Beauty And The Albino
Elizaveta ran through the busy streets of where ever this took place, her nose buried in a book.
"Hehehehhh..." Elizaveta's face turned a satisfied shade of red, "My favorite par-"
"Miss Elizaveta." A voice said.
Said woman looked up, mildly annoyed.
"What, Roderich?" She asked.
"I was wondering, are you going to take up my offer of marrige yet?" Roderich asked.
"No." Her answered was blunt.
"Miss Eliza-"
Elizaveta was gone down the street, in the direction of the creepy castle.
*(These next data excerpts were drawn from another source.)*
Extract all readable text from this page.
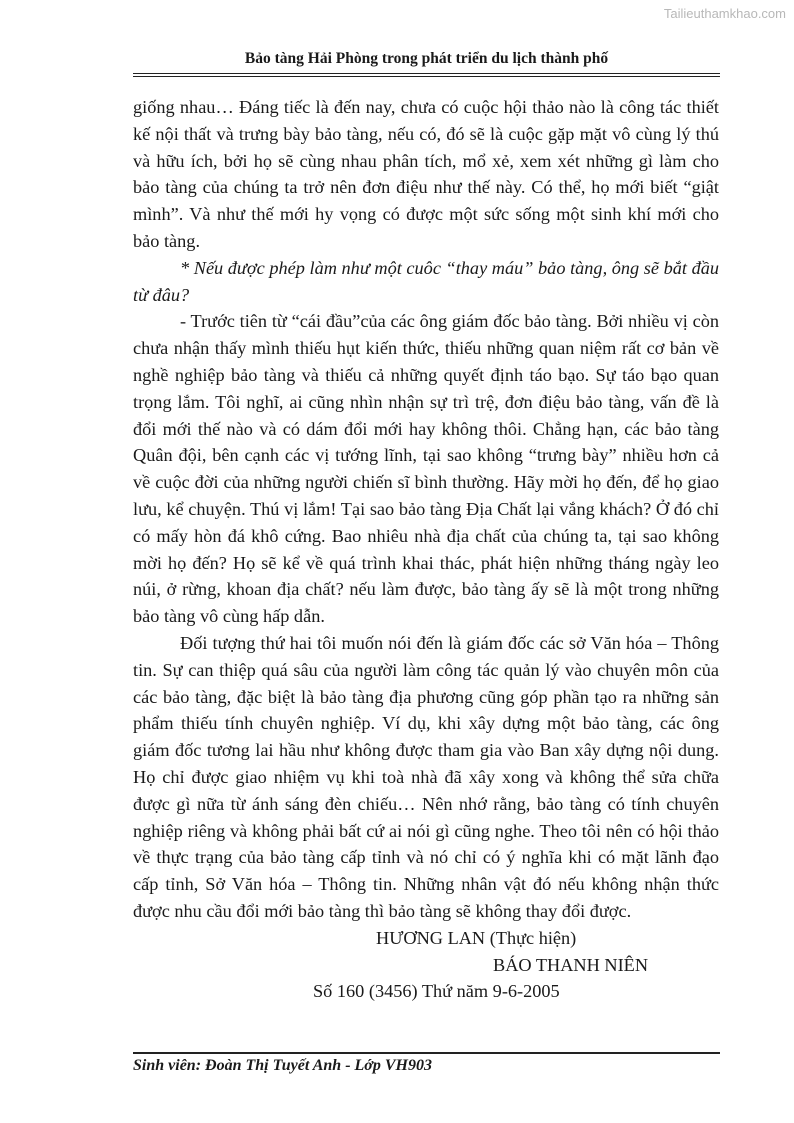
Tailieuthamkhao.com
Bảo tàng Hải Phòng trong phát triển du lịch thành phố

giống nhau… Đáng tiếc là đến nay, chưa có cuộc hội thảo nào là công tác thiết kế nội thất và trưng bày bảo tàng, nếu có, đó sẽ là cuộc gặp mặt vô cùng lý thú và hữu ích, bởi họ sẽ cùng nhau phân tích, mổ xẻ, xem xét những gì làm cho bảo tàng của chúng ta trở nên đơn điệu như thế này. Có thể, họ mới biết “giật mình”. Và như thế mới hy vọng có được một sức sống một sinh khí mới cho bảo tàng.

* Nếu được phép làm như một cuôc “thay máu” bảo tàng, ông sẽ bắt đầu từ đâu?

- Trước tiên từ “cái đầu”của các ông giám đốc bảo tàng. Bởi nhiều vị còn chưa nhận thấy mình thiếu hụt kiến thức, thiếu những quan niệm rất cơ bản về nghề nghiệp bảo tàng và thiếu cả những quyết định táo bạo. Sự táo bạo quan trọng lắm. Tôi nghĩ, ai cũng nhìn nhận sự trì trệ, đơn điệu bảo tàng, vấn đề là đổi mới thế nào và có dám đổi mới hay không thôi. Chẳng hạn, các bảo tàng Quân đội, bên cạnh các vị tướng lĩnh, tại sao không “trưng bày” nhiều hơn cả về cuộc đời của những người chiến sĩ bình thường. Hãy mời họ đến, để họ giao lưu, kể chuyện. Thú vị lắm! Tại sao bảo tàng Địa Chất lại vắng khách? Ở đó chỉ có mấy hòn đá khô cứng. Bao nhiêu nhà địa chất của chúng ta, tại sao không mời họ đến? Họ sẽ kể về quá trình khai thác, phát hiện những tháng ngày leo núi, ở rừng, khoan địa chất? nếu làm được, bảo tàng ấy sẽ là một trong những bảo tàng vô cùng hấp dẫn.

Đối tượng thứ hai tôi muốn nói đến là giám đốc các sở Văn hóa – Thông tin. Sự can thiệp quá sâu của người làm công tác quản lý vào chuyên môn của các bảo tàng, đặc biệt là bảo tàng địa phương cũng góp phần tạo ra những sản phẩm thiếu tính chuyên nghiệp. Ví dụ, khi xây dựng một bảo tàng, các ông giám đốc tương lai hầu như không được tham gia vào Ban xây dựng nội dung. Họ chỉ được giao nhiệm vụ khi toà nhà đã xây xong và không thể sửa chữa được gì nữa từ ánh sáng đèn chiếu… Nên nhớ rằng, bảo tàng có tính chuyên nghiệp riêng và không phải bất cứ ai nói gì cũng nghe. Theo tôi nên có hội thảo về thực trạng của bảo tàng cấp tỉnh và nó chỉ có ý nghĩa khi có mặt lãnh đạo cấp tỉnh, Sở Văn hóa – Thông tin. Những nhân vật đó nếu không nhận thức được nhu cầu đổi mới bảo tàng thì bảo tàng sẽ không thay đổi được.

HƯƠNG LAN (Thực hiện)

BÁO THANH NIÊN

Số 160 (3456) Thứ năm 9-6-2005

Sinh viên: Đoàn Thị Tuyết Anh - Lớp VH903
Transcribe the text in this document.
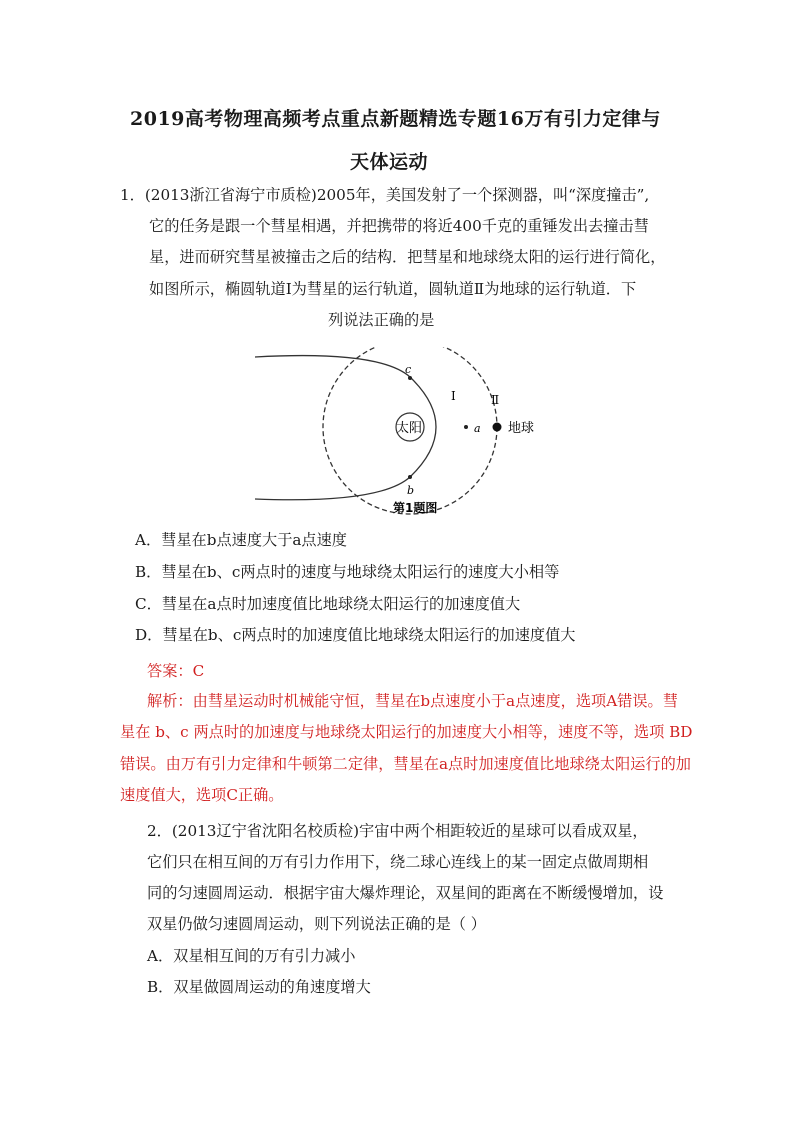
2019高考物理高频考点重点新题精选专题16万有引力定律与
天体运动
1．(2013浙江省海宁市质检)2005年，美国发射了一个探测器，叫“深度撞击”,
它的任务是跟一个彗星相遇，并把携带的将近400千克的重锤发出去撞击彗
星，进而研究彗星被撞击之后的结构．把彗星和地球绕太阳的运行进行简化，
如图所示，椭圆轨道Ⅰ为彗星的运行轨道，圆轨道Ⅱ为地球的运行轨道．下
列说法正确的是
太阳
c
b
a
Ⅰ	Ⅱ
地球
第1题图
A．彗星在b点速度大于a点速度
B．彗星在b、c两点时的速度与地球绕太阳运行的速度大小相等
C．彗星在a点时加速度值比地球绕太阳运行的加速度值大
D．彗星在b、c两点时的加速度值比地球绕太阳运行的加速度值大
答案：C
解析：由彗星运动时机械能守恒，彗星在b点速度小于a点速度，选项A错误。彗
星在 b、c 两点时的加速度与地球绕太阳运行的加速度大小相等，速度不等，选项 BD
错误。由万有引力定律和牛顿第二定律，彗星在a点时加速度值比地球绕太阳运行的加
速度值大，选项C正确。
2．(2013辽宁省沈阳名校质检)宇宙中两个相距较近的星球可以看成双星，
它们只在相互间的万有引力作用下，绕二球心连线上的某一固定点做周期相
同的匀速圆周运动．根据宇宙大爆炸理论，双星间的距离在不断缓慢增加，设
双星仍做匀速圆周运动，则下列说法正确的是（ ）
A．双星相互间的万有引力减小
B．双星做圆周运动的角速度增大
"ELIZAVETA! THERE ARE OTHER SCENES FIRST!" Roderich hollared in vain, as Elizaveta ignored him, giggling madly at her book.
When our heroine reached the castle, she gasped.
"What a creepy castle! I MUST go in!" And in she went.
"BONJOUR LADY!" The candlestick greeted, swinging down to her.
"Ah! Talking Candle! Let's be friends, I'm Elizaveta!" The girl bent down to him.
"Honhonhon! Nice to me-GAK" The candle rubbed his head painfully.
"SODDING GIT!" The clock behind him fumed..
"Arthur~ Heheh..." The candle smiled nervously.
"Hello girl, I'm Arthur. This git is Francis." The clock, now Arthur, said flatly.
"WHAT IN THE NAME OF MY AWESOMENESS IS GOING ON, YO?" A thunderous voice thundered about the hall.
"Um... HI! I'm Elizaveta!" Our heroine called back.
A man appeared, he was absolutely hansome! An... ALBINO!~
Elizaveta had small hearts popping around her until the man spoke.
"Wow, is she ooglin' in my awesomeness already?" The albino whispered to Arthur, who groaned and facepalmed.
"Guten Tag. I'm The Awesome Highness of Awesome. You can call me Gilbert, ja?" Albino said.
"Hi Gilbert." the girl said dreamily.
"Guess what!" Gilbert said suddenly.
"Huh?" Elizaverta asked.
"If I don't get a girl, I'm going to be dead in like, 2 hours... or was it months? Years? Minutes? I don't know." Gilbert groaned grumpily.
"Wha-?" Elizaveta backed up, horrified. Then she conposed herself, saying, "Don't Worry! I'll find you a girl!"
Gilbert raised an eyebrow. "You're a girl." He said rather obviously.
"..."
"..."
"..."
"What? I speak truth! Unless those bonkers are fake-OW!"
Elizaveta stood above Gilbert, red faced, holding a frying pan.
"PERV!" She screamed. "I'LL TOTALLY BE YOUR GIRL!
Gilbert got up, "AWESOME!" And they kissed and Gilbert was still an albino.
They both shrugged, "Oh well, I like this way.. pretty sexy." Elizaveta commented nonchalantly.
Alfred appeared yet again, holding Francis and Arthur.
"And these two lived happily too... uh.. not Franny and Artie, The OTHER two." He added the last part when Francis and Arthur started whacking each other.
"HEY! GUYS! CUT IT OUT!"
"SODDING WANKER!"
"HONHONHONHONHNOHON~"
Mistress Author, or Chiara, appeared, sweatdropping.
"Bye Everyone!"
I loved this part. Why? The OOCness, of course. It's overwhelming. I swear. Yes, Alfred did mean Arthur and Francis when he said they lived happily. Remember the "Next Time, Artie" in the last chapter? hehehee...
P. S. Chiara's not actually my name. I wish it was.